Un marché stratégique de 130 millions d’habitants
Les deux responsables ont convergé sur un point clé: le poids économique combiné de leurs pays. «La RD-Congo et l’Angola représentent ensemble un marché de près de 130 millions de consommateurs», a rappelé Daniel Mukoko, voyant dans cette masse critique «une opportunité unique de transformation économique».
«En harmonisant nos politiques économiques et en facilitant la libre circulation des biens et services, nous pouvons devenir un véritable moteur de croissance pour toute la sous-région», a-t-il ajouté. Le communiqué final de la 3ème édition du Forum économique RD-Congo-Angola dresse un état des lieux précis des blocages persistants, à savoir: la prédominance du commerce informel; les tracasseries aux frontières; la multiplicité des taxes; le manque d’harmonisation réglementaire; ou encore le faible niveau de digitalisation. Un diagnostic partagé par les deux parties.
«Nous devons transformer ces contraintes en opportunités de réforme», a souligné José de Lima Massano, plaidant pour «une approche progressive mais résolue».
Pour y remédier, une série de mesures concrètes a été adoptée: accélérer la digitalisation et l’interconnexion des systèmes douaniers; mettre en place des guichets uniques aux frontières; moderniser les corridors de transport, notamment celui de Lobito, appelé à devenir «un axe structurant d’intégration régionale»; développer des plateformes logistiques multimodales. Dans le secteur énergétique, les deux pays entendent «investir dans la production d’électricité pour répondre à la demande croissante», tandis que dans les hydrocarbures, il est prévu de «structurer une chaîne de valeur pétrolière régionale».
Finance et inclusion: les leviers de l’intégration
L’intégration financière figure également parmi les priorités. Les participants recommandent de promouvoir les systèmes panafricains de paiement et faciliter les transactions en monnaies nationales. Un protocole d’accord entre les banques centrales des deux pays est attendu en juillet 2026, signe d’une volonté d’aller vers une coopération monétaire plus étroite.
Parallèlement, les autorités entendent «renforcer l’accès des populations aux services financiers» et développer des solutions numériques inclusives. Par ailleurs, les deux ministres ont insisté sur le rôle déterminant des opérateurs économiques. «Vous êtes les véritables artisans de cette intégration économique», a lancé Daniel Mukoko, appelant à «l’émergence de joint-ventures pérennes». José de Lima Massano a renchéri en invitant le secteur privé à «saisir les opportunités créées par ce cadre de coopération renouvelé».

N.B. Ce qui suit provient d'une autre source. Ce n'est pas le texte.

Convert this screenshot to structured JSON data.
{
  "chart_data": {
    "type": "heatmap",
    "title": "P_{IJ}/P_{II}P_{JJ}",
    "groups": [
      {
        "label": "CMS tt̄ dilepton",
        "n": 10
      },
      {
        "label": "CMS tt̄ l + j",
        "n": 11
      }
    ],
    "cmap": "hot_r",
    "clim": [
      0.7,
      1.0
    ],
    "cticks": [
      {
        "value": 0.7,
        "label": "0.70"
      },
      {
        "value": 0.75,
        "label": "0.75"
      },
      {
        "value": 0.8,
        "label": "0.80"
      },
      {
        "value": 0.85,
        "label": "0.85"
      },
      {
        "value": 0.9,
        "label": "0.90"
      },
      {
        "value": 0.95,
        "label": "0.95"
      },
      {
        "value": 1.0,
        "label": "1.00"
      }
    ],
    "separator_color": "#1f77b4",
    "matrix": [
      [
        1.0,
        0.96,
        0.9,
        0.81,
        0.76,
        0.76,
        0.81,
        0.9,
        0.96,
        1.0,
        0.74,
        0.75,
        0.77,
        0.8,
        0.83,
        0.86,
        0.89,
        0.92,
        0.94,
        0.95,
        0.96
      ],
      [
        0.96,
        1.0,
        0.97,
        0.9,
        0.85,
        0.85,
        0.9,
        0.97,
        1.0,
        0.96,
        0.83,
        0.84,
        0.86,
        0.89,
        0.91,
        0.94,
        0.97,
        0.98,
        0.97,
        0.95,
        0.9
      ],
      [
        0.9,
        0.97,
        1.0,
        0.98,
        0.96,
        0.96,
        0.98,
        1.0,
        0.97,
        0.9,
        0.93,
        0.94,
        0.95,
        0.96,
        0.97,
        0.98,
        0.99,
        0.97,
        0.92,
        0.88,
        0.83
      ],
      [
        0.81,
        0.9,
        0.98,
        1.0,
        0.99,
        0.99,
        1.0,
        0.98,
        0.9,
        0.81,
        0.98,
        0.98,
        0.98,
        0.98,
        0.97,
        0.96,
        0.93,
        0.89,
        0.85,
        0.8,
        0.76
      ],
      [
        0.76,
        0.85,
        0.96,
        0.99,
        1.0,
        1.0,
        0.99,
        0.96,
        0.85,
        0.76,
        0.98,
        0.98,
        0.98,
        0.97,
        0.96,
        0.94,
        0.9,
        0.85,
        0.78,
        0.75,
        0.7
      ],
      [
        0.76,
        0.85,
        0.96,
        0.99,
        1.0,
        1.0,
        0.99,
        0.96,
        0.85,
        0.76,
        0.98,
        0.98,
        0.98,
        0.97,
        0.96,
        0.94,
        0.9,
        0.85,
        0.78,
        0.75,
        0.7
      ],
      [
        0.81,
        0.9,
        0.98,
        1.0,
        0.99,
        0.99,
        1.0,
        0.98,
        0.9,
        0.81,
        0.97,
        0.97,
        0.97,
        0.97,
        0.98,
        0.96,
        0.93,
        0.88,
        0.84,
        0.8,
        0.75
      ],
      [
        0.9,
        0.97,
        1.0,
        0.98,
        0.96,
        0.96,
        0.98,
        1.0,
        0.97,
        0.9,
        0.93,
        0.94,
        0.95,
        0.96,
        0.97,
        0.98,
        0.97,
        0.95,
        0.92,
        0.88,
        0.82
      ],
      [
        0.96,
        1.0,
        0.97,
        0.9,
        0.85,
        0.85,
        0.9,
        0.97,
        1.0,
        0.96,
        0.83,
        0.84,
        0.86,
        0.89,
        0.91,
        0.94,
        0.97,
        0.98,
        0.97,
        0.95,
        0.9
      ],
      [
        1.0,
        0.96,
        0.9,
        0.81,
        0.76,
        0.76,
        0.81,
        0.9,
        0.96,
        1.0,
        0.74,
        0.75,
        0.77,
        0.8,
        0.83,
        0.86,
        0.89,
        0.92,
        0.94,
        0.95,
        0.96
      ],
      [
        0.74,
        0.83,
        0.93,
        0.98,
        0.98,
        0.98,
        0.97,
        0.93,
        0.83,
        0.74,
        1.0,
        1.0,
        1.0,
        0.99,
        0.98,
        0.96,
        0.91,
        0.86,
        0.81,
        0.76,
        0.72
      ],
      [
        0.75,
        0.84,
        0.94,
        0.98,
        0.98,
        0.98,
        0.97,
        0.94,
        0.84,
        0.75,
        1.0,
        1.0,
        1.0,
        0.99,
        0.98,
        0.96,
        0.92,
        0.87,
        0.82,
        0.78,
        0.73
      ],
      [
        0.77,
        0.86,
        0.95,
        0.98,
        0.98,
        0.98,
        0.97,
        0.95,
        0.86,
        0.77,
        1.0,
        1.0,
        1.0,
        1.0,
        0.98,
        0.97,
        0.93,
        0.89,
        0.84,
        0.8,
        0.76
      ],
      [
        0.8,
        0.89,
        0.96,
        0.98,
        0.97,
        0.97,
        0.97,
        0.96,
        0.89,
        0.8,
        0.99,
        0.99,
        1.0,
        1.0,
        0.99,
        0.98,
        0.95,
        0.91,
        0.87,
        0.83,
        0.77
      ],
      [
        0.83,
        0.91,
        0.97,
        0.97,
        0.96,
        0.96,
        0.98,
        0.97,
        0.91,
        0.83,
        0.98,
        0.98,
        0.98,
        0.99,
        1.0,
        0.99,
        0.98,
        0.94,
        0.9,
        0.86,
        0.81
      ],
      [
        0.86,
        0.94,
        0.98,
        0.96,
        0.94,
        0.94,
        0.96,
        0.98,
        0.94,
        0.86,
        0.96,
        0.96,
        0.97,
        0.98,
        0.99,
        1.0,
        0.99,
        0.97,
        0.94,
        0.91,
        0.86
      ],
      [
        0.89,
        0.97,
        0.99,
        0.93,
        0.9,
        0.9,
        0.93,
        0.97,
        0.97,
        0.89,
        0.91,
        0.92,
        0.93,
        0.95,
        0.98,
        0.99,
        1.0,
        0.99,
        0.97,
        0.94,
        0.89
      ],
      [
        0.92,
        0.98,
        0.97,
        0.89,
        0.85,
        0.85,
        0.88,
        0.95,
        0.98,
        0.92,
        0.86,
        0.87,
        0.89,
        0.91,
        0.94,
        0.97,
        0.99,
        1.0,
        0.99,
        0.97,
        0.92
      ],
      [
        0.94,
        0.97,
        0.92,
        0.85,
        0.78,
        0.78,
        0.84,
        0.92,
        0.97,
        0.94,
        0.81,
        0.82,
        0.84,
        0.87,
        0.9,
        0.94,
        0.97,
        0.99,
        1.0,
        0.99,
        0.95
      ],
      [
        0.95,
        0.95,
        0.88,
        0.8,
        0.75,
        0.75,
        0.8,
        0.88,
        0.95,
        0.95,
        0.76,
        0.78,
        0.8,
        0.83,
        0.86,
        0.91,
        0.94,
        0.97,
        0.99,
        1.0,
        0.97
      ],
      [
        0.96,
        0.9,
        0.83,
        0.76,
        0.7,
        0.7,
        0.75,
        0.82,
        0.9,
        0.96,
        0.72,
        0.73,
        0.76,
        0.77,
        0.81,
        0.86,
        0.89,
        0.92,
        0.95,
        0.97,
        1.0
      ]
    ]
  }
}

Une feuille de route sous surveillance
Pour éviter que les engagements ne restent lettre morte, les deux parties ont convenu d’élaborer une feuille de route conjointe assortie d’indicateurs de performance; d’assurer un suivi régulier; et de renforcer la coordination institutionnelle. Un mécanisme appelé à garantir «une mise en œuvre effective et durable» des recommandations.
En clôturant les travaux, Daniel Mukoko a voulu inscrire cette dynamique dans une perspective plus large. «La géographie qui nous lie n’est pas seulement une frontière partagée, mais un destin commun de prospérité et de croissance», a-t-il déclaré. À Kinshasa, le message conjoint de Daniel Mukoko et José de Lima Massano est limpide: l’intégration économique RD-Congo-Angola est désormais engagée dans une phase d’accélération. Reste à transformer l’ambition politique en résultats tangibles sur le terrain.